Today in History

January 31 in U.S. military history

1865: Robert E. Lee is promoted to General-in-Chief of the Armies of the Confederate States. Lee is the only man to hold the prestigious rank during the Confederacy’s brief existence.

1917: Kaiser Wilhelm orders the Imperial German Navy’s fleet of 105 U-boats to resume their campaign of unrestricted submarine warfare, effectively causing the United States to enter World War I. No vessel – civilian or naval – is safe, and war’s end, German subs will have sent 5,000 ships to the bottom.

1945: U.S. Army Private Eddie Slovik is executed by firing squad near Sainte Marie-aux-Mines, France for abandoning his rifle company after admitting he is “too scared” for combat. Gen. Dwight Eisenhower personally signs the execution order to discourage further desertions.

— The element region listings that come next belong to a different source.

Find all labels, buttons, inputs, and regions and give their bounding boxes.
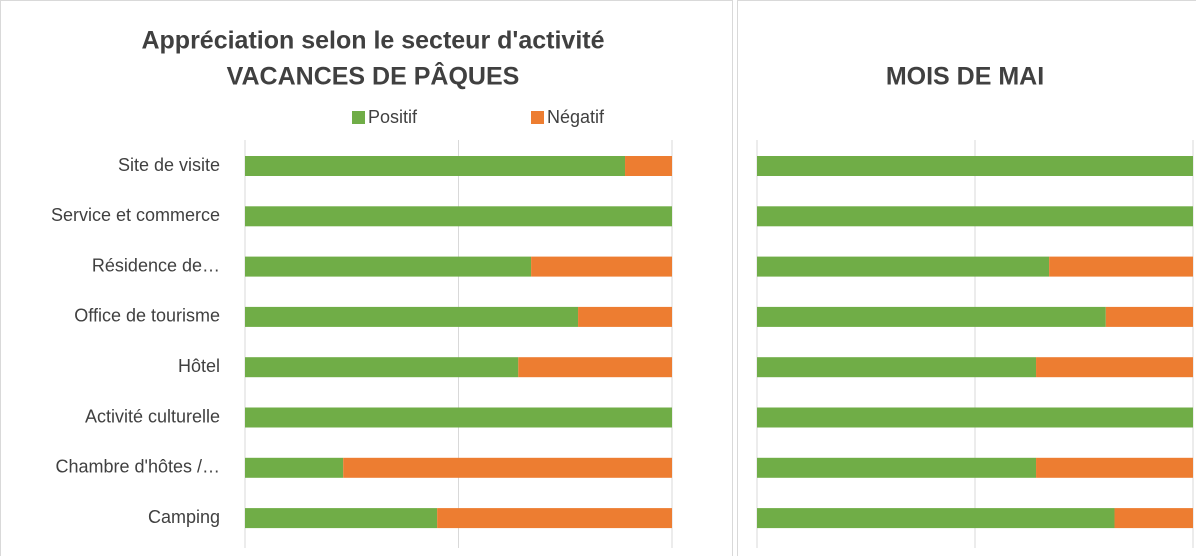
- chart-subtitle: VACANCES DE PÂQUES: [227, 61, 520, 91]
- bar-segment: [245, 306, 579, 327]
- y-tick-label: Activité culturelle: [85, 406, 220, 426]
- y-tick-label: Chambre d'hôtes /…: [55, 457, 220, 477]
- bar-segment: [757, 457, 1037, 478]
- bar-segment: [531, 256, 672, 277]
- bar-segment: [245, 457, 344, 478]
- legend-label: Négatif: [547, 107, 605, 127]
- bar-segment: [1036, 357, 1193, 378]
- bar-segment: [245, 206, 672, 227]
- bar-segment: [1036, 457, 1193, 478]
- chart-title: Appréciation selon le secteur d'activité: [141, 27, 604, 55]
- bar-segment: [245, 508, 438, 529]
- legend-swatch: [352, 111, 365, 124]
- bar-segment: [757, 206, 1193, 227]
- bar-segment: [757, 508, 1115, 529]
- y-tick-label: Résidence de…: [92, 255, 220, 275]
- bar-segment: [343, 457, 672, 478]
- bar-segment: [757, 407, 1193, 428]
- bar-segment: [245, 156, 626, 176]
- bar-segment: [437, 508, 672, 529]
- y-tick-label: Office de tourisme: [74, 306, 220, 326]
- bar-segment: [757, 306, 1106, 327]
- bar-segment: [757, 256, 1050, 277]
- y-tick-label: Camping: [148, 507, 220, 527]
- bar-segment: [1114, 508, 1193, 529]
- chart-title: MOIS DE MAI: [886, 63, 1044, 91]
- bar-segment: [245, 256, 532, 277]
- bar-segment: [757, 357, 1037, 378]
- y-tick-label: Hôtel: [178, 356, 220, 376]
- bar-segment: [1049, 256, 1193, 277]
- bar-segment: [1105, 306, 1193, 327]
- legend-swatch: [531, 111, 544, 124]
- bar-segment: [245, 357, 519, 378]
- y-tick-label: Service et commerce: [51, 205, 220, 225]
- bar-segment: [245, 407, 672, 428]
- bar-segment: [625, 156, 672, 176]
- y-tick-label: Site de visite: [118, 155, 220, 175]
- bar-segment: [757, 156, 1193, 176]
- bar-segment: [578, 306, 672, 327]
- legend-label: Positif: [368, 107, 418, 127]
- bar-segment: [518, 357, 672, 378]
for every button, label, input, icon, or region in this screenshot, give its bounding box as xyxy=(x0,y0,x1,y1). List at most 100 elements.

To date, Slovik remains the only American shot for desertion since the Civil War.

1950: To regain the upper hand in the nuclear arms race, President Harry S. Truman announces a program that would create a thermonuclear weapon, many times more powerful than the atomic weapon the Soviet Union recently tested.

1971: A Saturn V rocket lifts off from Cape Canaveral, carrying Alan Shepard (USN), Stuart Roosa (USAF), and Edgar Mitchell (USN) on NASA’s third manned mission to reach the lunar surface. The crew of Apollo 14 spend two days on the moon and ten years after becoming the first American in space, Shepard becomes the first person to hit a golf ball on the moon, sending it “miles and miles and miles.” It actually just traveled a short distance.

Apollo 14 blasts off from the Kennedy Space Center’s Launch Complex 39A at 4:03 p.m. (NASA photo)

Shepard was one of the original Mercury 7 astronauts, and at 47, was the oldest of the 12 astronauts to set foot on the moon. After graduating from the U.S. Naval Academy (Class of 1944), Shepard served as a gunnery officer aboard the destroyer USS Cogswell in the Pacific Theater during World War II. He then earned his aviator’s wings and flew F4U Corsairs before becoming a test pilot.

Roosa was a smoke jumper before joining the Air Force, and he served as a test pilot and flew fighters before joining NASA.

Edgar Mitchell flew land-based patrol planes before transitioning to a carrier pilot, flying A3D Skywarriors and later, becoming a research pilot. Staying behind in the command module Kitty Hawk was Stuart Roosa, who worked as a smokejumper before joining the Air Force, parachuting out of airplanes to fight forest fires. He flew F-84 Thunderjets and F-100 Super Sabres before becoming a test pilot.

1991: Specialists Melissa Rathburn-Nealy and David Lockett of the 233rd Transportation Company are hauling a repaired vehicle through the Saudi town of Khafji when their column makes a wrong turn. Finding themselves in the middle of an armor battle between Iraqi and Coalition forces, the vehicles attempt to evade the incoming gunfire, but the vehicle driven by Rathburn-Nealy’s becomes stuck in the sand. Once nearby Marines organize a rescue party, they arrive at the scene to find the vehicle’s wheels still spinning — but the soldiers and weapons had already been taken. A captured Iraqi prisoner later reveals that Rathburn-Nealy and Lockett are whisked away to an Iraqi command center at Basra, possibly being used as human shields by Saddam Hussein to protect his important sites. The soldiers are released in March.